Perang Hunayn
Alasan Perang Hunain
Perang Hunain terjadi setelah peristiwa penting, yaitu pembukaan kota Mekah oleh Nabi Muhammad - shalallahu 'alaihi wasallam - bersama para sahabat mulianya. Berita tentang penaklukan ini menyebar di antara suku-suku hingga sampai kepada suku Hawazin dan Tsaqif. Mereka adalah penyembah berhala dan menyembah patung-patung. Mengumpulkan sumber daya materi dan manusia mereka, mereka bertekad untuk memerangi kaum Muslimin dan mengalahkan mereka setelah ketenaran mereka menyebar di Semenanjung Arab.
Mereka bersatu dengan suku-suku lain seperti Nasr, Jusham, Sa'd bin Bakr, dan beberapa dari Bani Hilal. Dipenuhi dengan kebanggaan dan kekaguman terhadap kemenangan kaum Muslimin, mereka mendekati Malik bin 'Awf al-Nasri, memutuskan untuk berperang melawan kaum Muslimin.
Peristiwa Perang Hunain
Malik bin 'Awf memutuskan untuk membawa wanita, anak-anak, dan unta-unta ke medan perang agar para pejuang tetap teguh. Mereka berkumpul di sebuah lembah yang disebut Wadi Awtas sementara kaum Muslimin turun ke lembah Hunain. Malik bin 'Awf mengirim tiga utusan untuk mengumpulkan informasi tentang kaum Muslimin. Sekembalinya mereka, dipenuhi rasa takut dan kagum melihat besarnya pasukan Muslim, mereka memperingatkan Malik, "Kami telah melihat pria-pria di atas kuda-kuda cepat seperti banjir besar. Demi Allah, kami tidak bisa melawan apa yang kamu lihat. Ini bukan bertarung dengan manusia di bumi, tetapi dengan manusia dari langit. Jika kamu mengikuti kami, orang-orang akan berpaling."
Marah, Malik menahan tiga utusan tersebut, bertekad untuk berperang. Perang ini terjadi pada tanggal 10 Syawal, tahun kedelapan setelah hijrahnya Nabi, tidak lama setelah kekalahan kaum musyrikin di Mekah. Jumlah kaum musyrikin saat itu berkisar antara dua puluh hingga tiga puluh ribu. Ketika kedua pasukan bertempur, kaum musyrikin tidak mampu menahan kaum Muslimin dan mereka pun dikalahkan.
Namun, kesibukan kaum Muslimin dalam membagi-bagikan harta rampasan perang mengubah keseimbangan perang menjadi berpihak kepada kaum musyrikin. Kaum Muslimin yang baru masuk Islam dan orang-orang Mekah yang bersama mereka melarikan diri, meninggalkan Nabi di medan perang. Desas-desus menyebar di antara kaum Muslimin tentang kematian Nabi. Di tengah berbagai reaksi, ada yang putus asa, ada yang merasa kalah, dan ada yang tetap teguh. Abbas bin Abdul Muthalib, paman Nabi, berteriak untuk mengklarifikasi bahwa Nabi Muhammad masih hidup. Kaum Muslimin berkumpul kembali, mengalahkan kaum musyrikin, dan memperoleh banyak harta rampasan perang. Nabi membagikan harta rampasan ini di antara kaum Muslimin, dengan fokus pada bagian yang signifikan bagi para mualaf baru untuk menguatkan hati mereka dalam Islam.

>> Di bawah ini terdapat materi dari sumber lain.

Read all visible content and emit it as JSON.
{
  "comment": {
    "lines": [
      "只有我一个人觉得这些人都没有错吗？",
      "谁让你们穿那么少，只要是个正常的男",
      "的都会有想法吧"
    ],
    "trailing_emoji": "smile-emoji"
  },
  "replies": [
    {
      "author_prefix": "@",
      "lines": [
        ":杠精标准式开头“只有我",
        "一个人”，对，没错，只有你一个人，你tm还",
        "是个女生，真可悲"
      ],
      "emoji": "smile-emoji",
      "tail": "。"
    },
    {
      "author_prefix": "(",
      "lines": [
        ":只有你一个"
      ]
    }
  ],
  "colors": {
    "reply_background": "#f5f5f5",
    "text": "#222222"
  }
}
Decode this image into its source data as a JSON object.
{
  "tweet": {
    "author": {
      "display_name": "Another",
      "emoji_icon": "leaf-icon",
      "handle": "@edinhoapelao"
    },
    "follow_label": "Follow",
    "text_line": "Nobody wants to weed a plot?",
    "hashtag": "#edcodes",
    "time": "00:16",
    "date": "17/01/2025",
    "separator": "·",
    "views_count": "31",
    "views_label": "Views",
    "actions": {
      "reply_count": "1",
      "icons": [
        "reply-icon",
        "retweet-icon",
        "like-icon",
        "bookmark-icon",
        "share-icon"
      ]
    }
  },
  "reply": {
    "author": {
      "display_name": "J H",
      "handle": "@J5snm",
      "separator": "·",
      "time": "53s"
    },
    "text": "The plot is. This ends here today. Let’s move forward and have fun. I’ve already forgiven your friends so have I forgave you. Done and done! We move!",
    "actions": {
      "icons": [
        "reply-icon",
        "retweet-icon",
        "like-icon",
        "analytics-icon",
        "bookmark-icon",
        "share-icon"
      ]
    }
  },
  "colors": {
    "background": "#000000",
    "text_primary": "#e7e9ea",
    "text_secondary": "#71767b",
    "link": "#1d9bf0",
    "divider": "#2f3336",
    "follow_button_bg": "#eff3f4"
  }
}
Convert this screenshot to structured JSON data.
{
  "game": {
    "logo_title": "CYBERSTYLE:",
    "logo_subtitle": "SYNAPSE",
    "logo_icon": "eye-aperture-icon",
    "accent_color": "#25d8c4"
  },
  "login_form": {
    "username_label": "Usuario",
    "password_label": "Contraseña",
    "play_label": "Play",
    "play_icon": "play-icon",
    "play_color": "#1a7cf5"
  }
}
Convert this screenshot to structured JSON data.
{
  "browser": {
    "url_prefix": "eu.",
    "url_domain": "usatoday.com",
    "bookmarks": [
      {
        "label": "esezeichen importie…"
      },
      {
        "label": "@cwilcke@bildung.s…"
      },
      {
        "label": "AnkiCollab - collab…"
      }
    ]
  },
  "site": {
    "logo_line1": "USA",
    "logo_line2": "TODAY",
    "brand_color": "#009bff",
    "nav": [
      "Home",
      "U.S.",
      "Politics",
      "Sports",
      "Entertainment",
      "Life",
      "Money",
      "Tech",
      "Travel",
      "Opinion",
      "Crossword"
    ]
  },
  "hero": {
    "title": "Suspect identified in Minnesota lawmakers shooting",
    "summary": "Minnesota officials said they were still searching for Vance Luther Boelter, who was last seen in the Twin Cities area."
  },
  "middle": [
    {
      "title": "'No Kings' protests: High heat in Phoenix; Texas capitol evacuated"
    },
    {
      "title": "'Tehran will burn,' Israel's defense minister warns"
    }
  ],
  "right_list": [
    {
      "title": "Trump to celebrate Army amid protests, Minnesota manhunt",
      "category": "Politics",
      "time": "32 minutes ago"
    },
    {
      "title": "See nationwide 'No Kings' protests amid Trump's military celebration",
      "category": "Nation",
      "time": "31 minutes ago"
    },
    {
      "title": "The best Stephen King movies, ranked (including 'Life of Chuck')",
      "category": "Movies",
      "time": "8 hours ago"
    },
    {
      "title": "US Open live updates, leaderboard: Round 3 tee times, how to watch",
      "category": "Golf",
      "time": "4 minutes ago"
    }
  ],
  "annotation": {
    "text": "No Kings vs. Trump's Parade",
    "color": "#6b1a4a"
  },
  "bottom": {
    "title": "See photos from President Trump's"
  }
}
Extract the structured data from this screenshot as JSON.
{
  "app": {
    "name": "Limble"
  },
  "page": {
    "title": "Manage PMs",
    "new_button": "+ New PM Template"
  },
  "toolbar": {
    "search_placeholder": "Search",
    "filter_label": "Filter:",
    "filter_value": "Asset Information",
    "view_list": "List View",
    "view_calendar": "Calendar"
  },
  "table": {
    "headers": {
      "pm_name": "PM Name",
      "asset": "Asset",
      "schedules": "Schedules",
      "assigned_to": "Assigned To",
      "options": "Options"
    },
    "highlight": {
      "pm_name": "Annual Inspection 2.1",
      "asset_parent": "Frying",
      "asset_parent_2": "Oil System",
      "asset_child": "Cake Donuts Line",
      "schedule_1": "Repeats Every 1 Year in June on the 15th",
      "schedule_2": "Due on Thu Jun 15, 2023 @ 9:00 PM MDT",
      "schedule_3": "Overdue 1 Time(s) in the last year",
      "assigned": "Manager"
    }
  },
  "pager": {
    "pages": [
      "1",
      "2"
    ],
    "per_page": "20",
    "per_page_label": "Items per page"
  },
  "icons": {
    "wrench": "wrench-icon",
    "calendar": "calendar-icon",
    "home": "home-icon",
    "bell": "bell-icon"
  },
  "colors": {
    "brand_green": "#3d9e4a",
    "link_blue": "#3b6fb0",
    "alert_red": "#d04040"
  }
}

Perlu dicatat bahwa Nabi menginginkan pertobatan dari mereka yang melarikan diri dengan harta rampasan perang, tetapi tidak ada yang kembali kepadanya. Kaum musyrikin, yang dipimpin oleh Malik bin 'Awf, melarikan diri ke Ta'if. Nabi menjaga harta rampasan dan kemudian pergi ke Ta'if bersama para sahabatnya, mengepung mereka untuk sementara waktu sebelum kembali (Perang Ta'if).
Hasil Perang Hunain
Hasil dari Perang Hunain menunjukkan kekalahan dan kemenangan, yang bertepatan dengan waktu penaklukan Mekah. Di antara hasil yang menonjol, perang ini memperkuat tekad kaum Muslimin dan menghancurkan dominasi penyembahan berhala di Semenanjung Arab. Allah menganggap harta rampasan Hunain sebagai tanda syukur bagi kaum Muslimin setelah penaklukan Mekah.
Selain itu, perang ini menunjukkan kemurahan Allah dengan memberikan kemenangan kepada kaum Muslimin setelah mengalami pahitnya kekalahan. Kemenangan ini menambah kebahagiaan mereka meskipun kaum musyrikin unggul dalam jumlah dan peralatan. Akibatnya, suku-suku Arab ragu untuk menghadapi Nabi dalam perang setelah peristiwa ini.